Pocas horas antes de ese episodio, otras fotos superaron cualquier coto ético para sacar supuestas conclusiones ante este caso. Fueron las de Nisman veraneando en lugares costosos, codeándose con mujeres habitués de la noche porteña, o reconociendo el rostro de profesionales de la nutrición asignadas por contrato discrecional a la fiscalía encargada de esclarecer el atentado de Amia. Seamos claros: si el fiscal dilapidó 32 millones de pesos anuales de fondos públicos en frecuentar modelos bonitas o chapoteando en playas aristocráticas es una afrenta, no para la comunidad judía y la argentina que reclaman justicia por las muertes del atentado sino para este modo de pensar la República en donde se cree que siempre hay un fin supralegal que admite repartir el dinero a gusto del inquilino de turno del poder con la tranquilidad de no tener que rendir cuentas de él. Nisman pasó 11 años en función, tiempo en el cual procuradores como Alejandra Gils Carbó pudieron sumariar en dos días al fiscal José María Campagnoli y dejaron de ver esta presunta irregularidad. ¿Nadie notó que Nisman, según se dice, tenía un nivel de vida no acorde a sus posibilidades económicas? Esto es un hecho grave pero secundario si se lo enmarca en la irrefutable realidad de que ese hombre está muerto sin saberse judicialmente la causa. Muerto sin poder defenderse. Muerto sin que esa muerte sea explicada por las fotos con una o varias modelos.

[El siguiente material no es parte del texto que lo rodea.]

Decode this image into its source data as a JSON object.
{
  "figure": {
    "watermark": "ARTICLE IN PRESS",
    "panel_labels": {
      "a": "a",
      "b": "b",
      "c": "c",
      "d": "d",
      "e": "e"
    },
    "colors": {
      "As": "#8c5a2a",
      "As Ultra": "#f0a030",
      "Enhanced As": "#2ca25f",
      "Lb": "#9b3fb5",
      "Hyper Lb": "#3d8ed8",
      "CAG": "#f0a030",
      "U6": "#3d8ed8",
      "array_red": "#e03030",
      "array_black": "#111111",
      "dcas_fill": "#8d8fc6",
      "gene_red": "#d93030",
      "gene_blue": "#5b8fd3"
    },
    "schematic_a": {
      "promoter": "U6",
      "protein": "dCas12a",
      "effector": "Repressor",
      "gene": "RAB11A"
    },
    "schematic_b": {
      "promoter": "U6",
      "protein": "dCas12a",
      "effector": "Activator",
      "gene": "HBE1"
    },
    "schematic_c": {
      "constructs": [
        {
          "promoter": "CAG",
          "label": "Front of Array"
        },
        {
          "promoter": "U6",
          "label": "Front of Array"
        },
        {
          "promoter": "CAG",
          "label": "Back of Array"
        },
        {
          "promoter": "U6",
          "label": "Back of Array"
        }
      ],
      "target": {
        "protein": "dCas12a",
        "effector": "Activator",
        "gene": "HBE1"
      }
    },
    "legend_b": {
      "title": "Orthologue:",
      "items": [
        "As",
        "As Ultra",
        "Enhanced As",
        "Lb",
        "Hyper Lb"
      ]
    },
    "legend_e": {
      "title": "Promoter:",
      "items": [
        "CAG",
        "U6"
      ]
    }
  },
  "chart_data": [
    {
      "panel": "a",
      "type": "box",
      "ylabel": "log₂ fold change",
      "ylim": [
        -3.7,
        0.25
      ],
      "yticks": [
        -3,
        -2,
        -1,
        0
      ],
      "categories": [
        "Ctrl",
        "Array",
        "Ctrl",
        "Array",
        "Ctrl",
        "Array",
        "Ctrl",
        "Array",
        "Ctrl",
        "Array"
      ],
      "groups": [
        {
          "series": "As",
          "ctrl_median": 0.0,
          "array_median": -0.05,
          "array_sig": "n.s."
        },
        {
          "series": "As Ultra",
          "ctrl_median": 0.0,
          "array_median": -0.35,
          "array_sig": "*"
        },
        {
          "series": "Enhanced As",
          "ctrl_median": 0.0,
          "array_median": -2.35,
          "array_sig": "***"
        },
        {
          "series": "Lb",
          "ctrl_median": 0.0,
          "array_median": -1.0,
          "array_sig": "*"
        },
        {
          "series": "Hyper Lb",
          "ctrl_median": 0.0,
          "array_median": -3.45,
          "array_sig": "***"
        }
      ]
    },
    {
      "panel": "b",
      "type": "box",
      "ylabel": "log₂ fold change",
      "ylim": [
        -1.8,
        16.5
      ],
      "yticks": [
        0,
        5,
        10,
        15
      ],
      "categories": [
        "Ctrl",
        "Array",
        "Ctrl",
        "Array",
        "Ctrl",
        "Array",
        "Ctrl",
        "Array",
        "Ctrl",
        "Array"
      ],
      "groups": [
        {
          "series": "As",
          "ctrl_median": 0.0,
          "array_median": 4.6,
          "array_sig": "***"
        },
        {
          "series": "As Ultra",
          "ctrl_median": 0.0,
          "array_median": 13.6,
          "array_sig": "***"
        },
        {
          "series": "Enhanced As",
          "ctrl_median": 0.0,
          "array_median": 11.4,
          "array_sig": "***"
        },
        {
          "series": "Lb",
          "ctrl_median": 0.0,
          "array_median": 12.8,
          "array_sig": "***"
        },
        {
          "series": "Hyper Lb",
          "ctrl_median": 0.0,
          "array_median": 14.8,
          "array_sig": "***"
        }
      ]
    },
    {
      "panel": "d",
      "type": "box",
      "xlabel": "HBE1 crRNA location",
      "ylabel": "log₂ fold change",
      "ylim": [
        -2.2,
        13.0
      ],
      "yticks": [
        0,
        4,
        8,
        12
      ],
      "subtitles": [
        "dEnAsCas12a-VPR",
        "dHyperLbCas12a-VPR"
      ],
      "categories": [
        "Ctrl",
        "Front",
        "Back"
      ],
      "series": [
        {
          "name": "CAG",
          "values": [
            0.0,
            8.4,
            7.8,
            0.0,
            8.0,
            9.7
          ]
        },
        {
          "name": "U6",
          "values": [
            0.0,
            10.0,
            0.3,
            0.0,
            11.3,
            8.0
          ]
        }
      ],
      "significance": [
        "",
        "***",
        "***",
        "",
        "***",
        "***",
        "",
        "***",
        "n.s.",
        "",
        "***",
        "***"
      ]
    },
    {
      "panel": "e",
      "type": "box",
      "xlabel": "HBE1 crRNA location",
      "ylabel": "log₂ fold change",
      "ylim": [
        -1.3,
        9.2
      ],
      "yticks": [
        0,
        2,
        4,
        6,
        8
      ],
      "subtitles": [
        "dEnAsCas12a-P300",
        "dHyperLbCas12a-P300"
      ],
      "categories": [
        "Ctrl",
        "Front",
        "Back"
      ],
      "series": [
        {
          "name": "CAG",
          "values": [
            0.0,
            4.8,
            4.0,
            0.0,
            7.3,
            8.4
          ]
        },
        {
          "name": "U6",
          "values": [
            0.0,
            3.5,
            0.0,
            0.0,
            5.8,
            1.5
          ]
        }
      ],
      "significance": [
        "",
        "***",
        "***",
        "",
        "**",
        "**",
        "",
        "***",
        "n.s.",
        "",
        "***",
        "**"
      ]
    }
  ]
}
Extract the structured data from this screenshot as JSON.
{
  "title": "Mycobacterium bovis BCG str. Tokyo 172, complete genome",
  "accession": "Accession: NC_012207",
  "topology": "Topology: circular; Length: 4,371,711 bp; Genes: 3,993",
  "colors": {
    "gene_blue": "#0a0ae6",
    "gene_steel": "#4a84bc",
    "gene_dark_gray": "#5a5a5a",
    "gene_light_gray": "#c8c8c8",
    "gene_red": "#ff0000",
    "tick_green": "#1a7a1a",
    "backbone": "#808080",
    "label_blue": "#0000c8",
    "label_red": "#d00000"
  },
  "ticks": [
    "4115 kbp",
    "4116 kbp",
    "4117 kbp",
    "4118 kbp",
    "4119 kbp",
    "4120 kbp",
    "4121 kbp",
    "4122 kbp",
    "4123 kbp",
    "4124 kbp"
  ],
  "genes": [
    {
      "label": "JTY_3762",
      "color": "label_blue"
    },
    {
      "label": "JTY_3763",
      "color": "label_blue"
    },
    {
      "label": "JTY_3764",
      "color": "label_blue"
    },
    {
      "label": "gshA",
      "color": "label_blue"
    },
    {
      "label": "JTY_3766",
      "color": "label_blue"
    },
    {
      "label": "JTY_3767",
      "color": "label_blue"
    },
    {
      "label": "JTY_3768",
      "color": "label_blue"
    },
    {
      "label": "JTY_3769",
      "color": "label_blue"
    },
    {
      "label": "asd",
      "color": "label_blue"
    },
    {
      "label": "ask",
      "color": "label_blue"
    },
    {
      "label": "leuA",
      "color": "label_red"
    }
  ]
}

Sin embargo, la mayor muestra de aquel síntoma relatado por el diplomático extranjero a la hora de pintar nuestra sociedad es la desesperada decisión de los que en 90 días quedarán consagrados como candidatos a presidente con chances de serlo de ordenar a sus equipos de campaña sondear cómo los afecta la muerte de Nisman y, eventualmente, diseñar políticas que los separe y “los limpie” de esa consecuencia. Ahora es uno de los más renombrados líderes en comunicación que trabaja exitosamente en una de las campañas políticas el que grafica a este cronista la situación. “Mi cliente me dijo: ya a nadie le importa la muerte de Nisman”, contó. “Lo que hace falta es despegarse de la investigación con una buena bomba de humo. Hay que desviar la mirada de la fiscalía y lograr, a como dé lugar, que se enfoquen en las urnas de agosto”. Clarísimo. Y patéticamente sintomático, si es que esa verdad nos representa.